Таллин, гордый и наглый, где колонка со старичком, самолично втыкающим шланг в бак, — не очистили еще эстонцев от западных излишеств!
Мы прошли в малютку-кафе, вокруг сидели грузины и узкие талии (лиц я не видел, возможно, их и не было), зато рожи мужчин были красномясисты и цвели от счастья. Эстонцы отсутствовали в присутствии. Наконец вошел один мутный скелет с копной соломенных волос, презрительно оглядел гудящий Кавказ, заказал кофе, уставился в пропасти глазниц спутницы и замер, наслаждаясь.
Но что я так груб и беспощаден? Ужель столь прекрасен шпион и дипломат, взращенный на народных хлебах? Почему не уходишь в отставку, герой, почему не займешься делом? Вздыхай, вздыхай, что волею небес рожден в оковах службы царской, что в Риме был бы Брут, в Афинах — Периклес, а на родине всего лишь жандарм.
Вечером ударил по нам эстонский протокол, ударил прямо в кафе кемпинга, изящнейшем сооружении в виде народной избы с мебелью, обтянутой шкурами, как все мы, грешные.
Мы были беззащитны в своих скромных джинсах под взорами швейцара, который зацокал языком, замотал головой, развел руками и захлопнул перед самым носом дверь.
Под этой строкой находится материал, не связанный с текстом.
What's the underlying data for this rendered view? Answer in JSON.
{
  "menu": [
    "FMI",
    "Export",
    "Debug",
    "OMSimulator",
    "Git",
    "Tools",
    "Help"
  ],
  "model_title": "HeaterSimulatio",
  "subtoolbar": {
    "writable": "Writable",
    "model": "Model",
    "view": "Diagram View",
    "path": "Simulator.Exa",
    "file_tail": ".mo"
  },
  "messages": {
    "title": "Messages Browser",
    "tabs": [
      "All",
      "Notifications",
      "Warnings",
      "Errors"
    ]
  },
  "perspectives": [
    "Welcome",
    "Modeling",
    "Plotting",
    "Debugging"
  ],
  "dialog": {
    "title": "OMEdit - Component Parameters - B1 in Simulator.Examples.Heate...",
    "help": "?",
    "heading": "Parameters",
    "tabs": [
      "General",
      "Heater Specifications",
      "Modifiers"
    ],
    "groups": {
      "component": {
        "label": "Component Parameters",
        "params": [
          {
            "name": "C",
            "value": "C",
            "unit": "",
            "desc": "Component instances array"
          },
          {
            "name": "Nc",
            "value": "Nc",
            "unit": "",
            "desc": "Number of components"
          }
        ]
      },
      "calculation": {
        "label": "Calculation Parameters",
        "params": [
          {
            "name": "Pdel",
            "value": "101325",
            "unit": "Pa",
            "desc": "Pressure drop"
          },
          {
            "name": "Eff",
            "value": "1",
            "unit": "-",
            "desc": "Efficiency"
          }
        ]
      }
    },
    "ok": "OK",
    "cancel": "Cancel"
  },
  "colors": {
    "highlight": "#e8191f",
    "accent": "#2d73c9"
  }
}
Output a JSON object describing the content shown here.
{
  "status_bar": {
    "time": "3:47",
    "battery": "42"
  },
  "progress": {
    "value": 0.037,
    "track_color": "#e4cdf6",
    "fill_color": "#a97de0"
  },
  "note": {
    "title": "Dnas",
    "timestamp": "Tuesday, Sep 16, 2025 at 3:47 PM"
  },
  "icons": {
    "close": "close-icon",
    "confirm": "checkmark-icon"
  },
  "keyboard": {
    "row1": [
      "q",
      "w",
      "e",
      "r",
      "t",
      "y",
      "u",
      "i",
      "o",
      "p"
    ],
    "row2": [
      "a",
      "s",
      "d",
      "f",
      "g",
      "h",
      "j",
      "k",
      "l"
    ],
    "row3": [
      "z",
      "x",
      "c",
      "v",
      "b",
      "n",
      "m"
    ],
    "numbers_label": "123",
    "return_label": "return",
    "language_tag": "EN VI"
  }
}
Нет! Нет и нет! Еще в плавках явитесь! Аргументы взлетали, как зенитные снаряды, язык плел правду о том, как я входил в лондонский «Риц-отель» в шортах и майке, и кланялись лакеи, и мэтр, как верный пес, летел к ногам с меню в руках. «Слышал об этом, но у нас Эстония», — ответствовал грозный страж.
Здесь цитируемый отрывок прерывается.